Uber’s surge pricing is another example of where AI-driven pricing can backfire. During extraordinary events, Uber’s surge pricing has increased prices by 5000x – making the service affordable to only a few select users. This has caused considerable backlash to Uber, with several users abandoning the service and cities/governments turning on Uber – causing far significant impact on their bottom line.
AI impact that goes unnoticed can trigger a cascading impact that fundamentally alters the market and the environment where the enterprise operates. AI impact that is unexpected is often a function of imperfect understanding of the operating environment and market. Unnoticed and unexpected AI impact can severely influence the health of an enterprise, its business, and its customers. Thus, it needs to be carefully monitored.
Removing AI blindspots
Because enterprises have a lot to lose from rogue AI, they have to work several times harder than consumer tech to protect themselves, their businesses, and their customers. Enterprises need to ensure that the AI that they build has the guide rails to protect them. Since no AI can be built with a 100% recall on all relevant signals, enterprises need to invest as much effort in tracking the AI and its behavior post-release as they do while building the AI. Enterprises need to lead a constant search for new relevant signals that capture the unnoticed, unexpected impact of their AI and determine rapidly when their AI has gone rogue, and devise strategies to reign in the AI.

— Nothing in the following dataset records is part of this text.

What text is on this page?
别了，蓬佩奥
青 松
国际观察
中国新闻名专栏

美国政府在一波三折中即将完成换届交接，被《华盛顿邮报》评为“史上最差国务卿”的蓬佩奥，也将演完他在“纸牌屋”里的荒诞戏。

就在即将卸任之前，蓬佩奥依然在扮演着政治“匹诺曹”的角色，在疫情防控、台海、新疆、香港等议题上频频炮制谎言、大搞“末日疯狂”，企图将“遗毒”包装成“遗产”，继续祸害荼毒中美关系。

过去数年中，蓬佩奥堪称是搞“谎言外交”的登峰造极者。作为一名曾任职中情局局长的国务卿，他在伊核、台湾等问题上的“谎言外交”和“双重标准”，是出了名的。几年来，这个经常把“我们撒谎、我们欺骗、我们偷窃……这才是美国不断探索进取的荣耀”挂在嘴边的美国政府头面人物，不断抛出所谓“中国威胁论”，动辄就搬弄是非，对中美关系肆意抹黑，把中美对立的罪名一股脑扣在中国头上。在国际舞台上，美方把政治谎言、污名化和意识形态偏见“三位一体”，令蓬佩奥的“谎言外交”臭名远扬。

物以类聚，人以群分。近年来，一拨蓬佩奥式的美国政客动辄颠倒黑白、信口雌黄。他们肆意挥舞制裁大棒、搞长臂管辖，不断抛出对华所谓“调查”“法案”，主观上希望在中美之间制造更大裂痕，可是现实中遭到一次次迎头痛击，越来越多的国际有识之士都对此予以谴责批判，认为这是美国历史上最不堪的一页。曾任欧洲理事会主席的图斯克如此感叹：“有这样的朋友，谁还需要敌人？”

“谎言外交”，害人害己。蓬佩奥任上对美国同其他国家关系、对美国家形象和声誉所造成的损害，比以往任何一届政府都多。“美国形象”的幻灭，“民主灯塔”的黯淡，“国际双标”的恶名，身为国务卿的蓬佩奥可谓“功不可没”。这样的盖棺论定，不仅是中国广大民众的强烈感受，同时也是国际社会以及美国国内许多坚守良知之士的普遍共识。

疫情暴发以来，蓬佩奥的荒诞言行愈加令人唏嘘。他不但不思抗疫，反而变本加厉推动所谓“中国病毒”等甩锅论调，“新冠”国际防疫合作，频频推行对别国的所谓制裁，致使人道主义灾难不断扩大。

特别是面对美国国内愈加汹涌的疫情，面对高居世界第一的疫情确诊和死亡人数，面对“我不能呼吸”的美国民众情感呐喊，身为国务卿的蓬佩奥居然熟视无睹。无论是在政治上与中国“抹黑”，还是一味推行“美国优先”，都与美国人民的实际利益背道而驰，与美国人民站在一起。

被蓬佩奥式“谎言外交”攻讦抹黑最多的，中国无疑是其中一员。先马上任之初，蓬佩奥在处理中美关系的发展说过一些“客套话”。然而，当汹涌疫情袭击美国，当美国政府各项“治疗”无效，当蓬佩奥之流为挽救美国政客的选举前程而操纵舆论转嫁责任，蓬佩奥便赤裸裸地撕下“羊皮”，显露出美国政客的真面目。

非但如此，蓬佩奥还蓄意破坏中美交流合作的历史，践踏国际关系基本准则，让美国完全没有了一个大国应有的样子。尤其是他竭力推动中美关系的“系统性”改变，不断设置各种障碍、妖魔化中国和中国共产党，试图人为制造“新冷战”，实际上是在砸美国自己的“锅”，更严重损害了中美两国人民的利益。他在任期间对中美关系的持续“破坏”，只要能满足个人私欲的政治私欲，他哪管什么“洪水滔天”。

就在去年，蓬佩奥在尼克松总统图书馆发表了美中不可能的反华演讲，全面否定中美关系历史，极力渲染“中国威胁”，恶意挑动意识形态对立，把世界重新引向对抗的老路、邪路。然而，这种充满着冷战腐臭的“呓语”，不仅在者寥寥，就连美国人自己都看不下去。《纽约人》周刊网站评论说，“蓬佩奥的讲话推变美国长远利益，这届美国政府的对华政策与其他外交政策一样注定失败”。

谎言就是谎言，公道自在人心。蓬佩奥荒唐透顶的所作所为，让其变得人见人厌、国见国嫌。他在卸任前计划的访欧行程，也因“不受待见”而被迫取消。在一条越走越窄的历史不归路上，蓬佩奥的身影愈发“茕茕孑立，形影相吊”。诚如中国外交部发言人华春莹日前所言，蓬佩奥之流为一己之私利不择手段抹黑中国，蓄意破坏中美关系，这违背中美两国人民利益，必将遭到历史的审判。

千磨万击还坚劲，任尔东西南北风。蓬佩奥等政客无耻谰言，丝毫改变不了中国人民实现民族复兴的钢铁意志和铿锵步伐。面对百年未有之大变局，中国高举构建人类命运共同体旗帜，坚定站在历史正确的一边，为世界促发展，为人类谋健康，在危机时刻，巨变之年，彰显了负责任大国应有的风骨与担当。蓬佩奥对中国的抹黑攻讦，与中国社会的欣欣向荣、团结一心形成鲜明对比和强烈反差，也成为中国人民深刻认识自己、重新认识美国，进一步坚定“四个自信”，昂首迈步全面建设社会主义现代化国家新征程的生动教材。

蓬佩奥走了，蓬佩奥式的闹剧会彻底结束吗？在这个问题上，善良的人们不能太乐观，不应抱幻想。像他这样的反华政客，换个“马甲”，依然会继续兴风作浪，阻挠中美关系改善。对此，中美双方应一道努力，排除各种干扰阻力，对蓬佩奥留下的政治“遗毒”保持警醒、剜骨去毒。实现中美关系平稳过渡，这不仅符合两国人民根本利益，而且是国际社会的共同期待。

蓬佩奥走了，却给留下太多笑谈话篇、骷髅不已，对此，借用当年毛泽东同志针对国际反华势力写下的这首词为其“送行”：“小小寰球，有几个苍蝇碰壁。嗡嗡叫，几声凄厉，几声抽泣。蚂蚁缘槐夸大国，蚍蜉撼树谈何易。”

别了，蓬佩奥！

Designing, building, and delivering AI-enabled products and services requires that enterprises cultivate a discipline in their signal design and selection capabilities that brings in multiple perspectives to increase the likelihood of covering the maximum possible set of relevant signals. This can be typically put in place by having a multi-disciplinary team participate in the signal discovery phase and that the signal discovery phase be repeated periodically. In addition, enterprises should ensure that they have a deep understanding of the value supply chain and are able to leverage this understanding to define new signals that can help them track the long-term impact of their AI models and how various AI models interact and influence each other.